Спать не то что не хотелось, но просто никто из них не мог уснуть в эту ночь. И Миронов, и Сдобнов, опытные в военном деле люди, столкнулись с диким ходом событий в штабе армии и на самом фронте и не только мысленно, но всем своим существом, всей душой чуяли беду, надвигавшуюся на позиции красных войск. Армиям грозила полная гибель, и никто не мог уже им ничем помочь.
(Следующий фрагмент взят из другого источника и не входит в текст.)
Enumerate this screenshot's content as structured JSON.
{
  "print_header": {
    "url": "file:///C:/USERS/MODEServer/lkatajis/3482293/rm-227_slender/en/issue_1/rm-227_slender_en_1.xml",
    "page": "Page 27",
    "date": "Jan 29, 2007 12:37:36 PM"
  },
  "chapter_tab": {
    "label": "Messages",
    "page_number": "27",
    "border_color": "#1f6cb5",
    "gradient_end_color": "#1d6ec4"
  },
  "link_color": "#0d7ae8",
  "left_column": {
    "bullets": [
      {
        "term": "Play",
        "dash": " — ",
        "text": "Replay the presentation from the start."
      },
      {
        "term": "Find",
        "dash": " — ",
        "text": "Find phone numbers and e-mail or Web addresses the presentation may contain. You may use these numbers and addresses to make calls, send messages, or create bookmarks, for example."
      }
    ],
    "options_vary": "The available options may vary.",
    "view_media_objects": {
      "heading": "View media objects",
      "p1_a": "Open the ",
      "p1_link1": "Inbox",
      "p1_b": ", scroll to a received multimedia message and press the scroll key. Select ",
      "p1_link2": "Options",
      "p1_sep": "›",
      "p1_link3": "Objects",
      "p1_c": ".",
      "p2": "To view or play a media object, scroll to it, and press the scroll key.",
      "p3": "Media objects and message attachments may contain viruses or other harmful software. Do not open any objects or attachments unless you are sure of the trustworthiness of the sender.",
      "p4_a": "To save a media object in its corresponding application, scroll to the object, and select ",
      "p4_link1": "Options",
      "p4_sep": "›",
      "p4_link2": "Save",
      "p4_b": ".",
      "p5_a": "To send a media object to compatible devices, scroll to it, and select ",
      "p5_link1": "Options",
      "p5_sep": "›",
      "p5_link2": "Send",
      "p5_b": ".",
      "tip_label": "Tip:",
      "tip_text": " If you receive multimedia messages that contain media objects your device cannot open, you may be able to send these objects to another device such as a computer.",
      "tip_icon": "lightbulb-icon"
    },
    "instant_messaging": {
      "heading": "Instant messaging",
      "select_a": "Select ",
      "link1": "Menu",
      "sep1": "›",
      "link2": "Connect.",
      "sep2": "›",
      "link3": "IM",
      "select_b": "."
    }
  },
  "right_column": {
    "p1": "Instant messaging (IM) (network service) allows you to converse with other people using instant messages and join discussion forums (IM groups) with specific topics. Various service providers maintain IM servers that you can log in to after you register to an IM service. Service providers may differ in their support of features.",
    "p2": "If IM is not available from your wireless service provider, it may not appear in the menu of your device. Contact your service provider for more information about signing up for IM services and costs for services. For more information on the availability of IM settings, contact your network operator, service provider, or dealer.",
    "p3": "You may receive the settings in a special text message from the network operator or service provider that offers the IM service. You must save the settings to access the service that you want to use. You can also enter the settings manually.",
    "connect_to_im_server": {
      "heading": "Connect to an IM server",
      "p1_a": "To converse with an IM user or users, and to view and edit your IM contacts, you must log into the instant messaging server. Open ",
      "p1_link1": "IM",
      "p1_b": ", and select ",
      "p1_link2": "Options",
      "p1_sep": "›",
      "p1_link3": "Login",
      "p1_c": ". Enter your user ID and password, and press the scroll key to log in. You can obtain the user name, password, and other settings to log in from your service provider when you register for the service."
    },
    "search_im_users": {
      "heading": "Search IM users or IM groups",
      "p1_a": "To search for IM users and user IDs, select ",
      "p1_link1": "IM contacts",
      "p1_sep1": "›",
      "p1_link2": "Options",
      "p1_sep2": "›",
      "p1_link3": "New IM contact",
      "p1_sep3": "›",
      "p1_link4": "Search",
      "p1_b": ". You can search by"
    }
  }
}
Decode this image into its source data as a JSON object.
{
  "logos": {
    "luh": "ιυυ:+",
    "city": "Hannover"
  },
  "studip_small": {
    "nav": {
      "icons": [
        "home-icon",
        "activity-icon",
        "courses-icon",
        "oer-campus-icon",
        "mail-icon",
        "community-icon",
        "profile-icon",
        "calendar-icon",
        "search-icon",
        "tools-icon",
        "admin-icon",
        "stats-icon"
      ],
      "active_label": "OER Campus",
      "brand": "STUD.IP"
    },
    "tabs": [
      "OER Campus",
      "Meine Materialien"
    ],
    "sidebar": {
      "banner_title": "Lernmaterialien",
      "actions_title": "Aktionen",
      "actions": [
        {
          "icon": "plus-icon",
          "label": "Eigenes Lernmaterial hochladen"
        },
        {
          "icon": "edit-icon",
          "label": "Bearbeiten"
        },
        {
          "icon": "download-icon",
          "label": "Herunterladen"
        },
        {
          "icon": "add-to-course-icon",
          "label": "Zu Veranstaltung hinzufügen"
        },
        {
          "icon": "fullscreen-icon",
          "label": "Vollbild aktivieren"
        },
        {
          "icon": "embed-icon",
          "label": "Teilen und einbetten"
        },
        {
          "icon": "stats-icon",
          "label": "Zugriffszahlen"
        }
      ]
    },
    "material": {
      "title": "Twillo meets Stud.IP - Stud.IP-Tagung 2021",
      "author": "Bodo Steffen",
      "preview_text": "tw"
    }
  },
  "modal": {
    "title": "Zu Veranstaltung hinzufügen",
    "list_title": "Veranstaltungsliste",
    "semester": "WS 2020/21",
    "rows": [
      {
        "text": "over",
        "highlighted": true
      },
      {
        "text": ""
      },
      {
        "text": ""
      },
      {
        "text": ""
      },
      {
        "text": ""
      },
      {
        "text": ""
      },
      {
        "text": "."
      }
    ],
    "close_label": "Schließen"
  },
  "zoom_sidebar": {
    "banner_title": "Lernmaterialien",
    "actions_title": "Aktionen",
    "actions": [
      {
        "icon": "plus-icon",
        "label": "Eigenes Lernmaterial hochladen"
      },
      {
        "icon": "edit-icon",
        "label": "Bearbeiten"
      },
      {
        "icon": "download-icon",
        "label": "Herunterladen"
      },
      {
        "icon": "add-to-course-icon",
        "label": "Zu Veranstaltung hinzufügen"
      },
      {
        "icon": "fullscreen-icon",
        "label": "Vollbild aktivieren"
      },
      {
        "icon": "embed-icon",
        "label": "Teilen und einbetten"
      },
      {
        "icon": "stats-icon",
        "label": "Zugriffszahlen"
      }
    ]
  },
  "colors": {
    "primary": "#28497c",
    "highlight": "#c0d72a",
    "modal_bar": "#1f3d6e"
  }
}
За окном прояснялась голубизна, шло к рассвету.
Под конец Миронов сказал:
— Сейчас же утром, Илларион, поезжай к фронту. Найди Блинова. Всю конницу там решили изъять из 23-й и 36-й дивизий, слить в кавалерийскую группу... Так вот, найди Михаила и разъясни ему всю нынешнюю обстановку. Чтобы знал. И перескажи моим словом: пусть хоть вывернется наизнанку, превзойдет сам себя, но спасет конницу! Пускай маневрирует Мишка, путает им карты, где можно бьет Деникина, увертывается и — любой ценой убережет нашу конницу. Это — золотое оружие революции, и она еще понадобится, если не сегодня, так завтра. Потому что сейчас на Донце могут погибнуть все! Вот. А я попробую сесть на поезд завтра же, чтобы скорей добраться до Козлова и Серпухова, до высших штабов. А то и в Москву! Может, что и удастся сделать!
И, в раздумье огладив опавшее лицо, свисшие усы, сказал, глядя в рассветную синеву за окном:
— Может, что и удастся... Может, и удастся!
На востоке прорезывалась лимонно-зеленая полоска рассвета, сильно напоминавшая по очертанию отточенный клинок шашки. Тревога еще сильнее стиснула душу.
— Видишь, Илларион, заря-то... Вроде шашки над нашей головой!
Лицо Миронова вновь багрово осветилось от папиросной затяжки.
— Шашка — не самое страшное, — с ответной озабоченностью сказал Сдобнов. — Шашку и отвести можно, из руки выбить. А бывает и пострашнее беда: скоротечная чахотка, скажем, или... этот — червь в яблоке.
И вновь замолчали, глядя сквозь слезящиеся стекла окон в промозглый и тревожный этот рассвет, предрекающий краю, а возможно, и всей России новые потрясения и беды.
— Девятнадцатый год! — вздохнул Сдобнов.
Миронов отбросил в печное жерло истлевший окурок и сказал, как бы не слыша товарища:
— Веру нашу испытывают, подлецы, изменой и кровью!
6
Глеб Овсянкин добрался до Москвы и обходился теперь одним костылем. Нога заживала. Но ни то ни другое не помогало: он не мог пробиться со своим делом в высшие учреждения.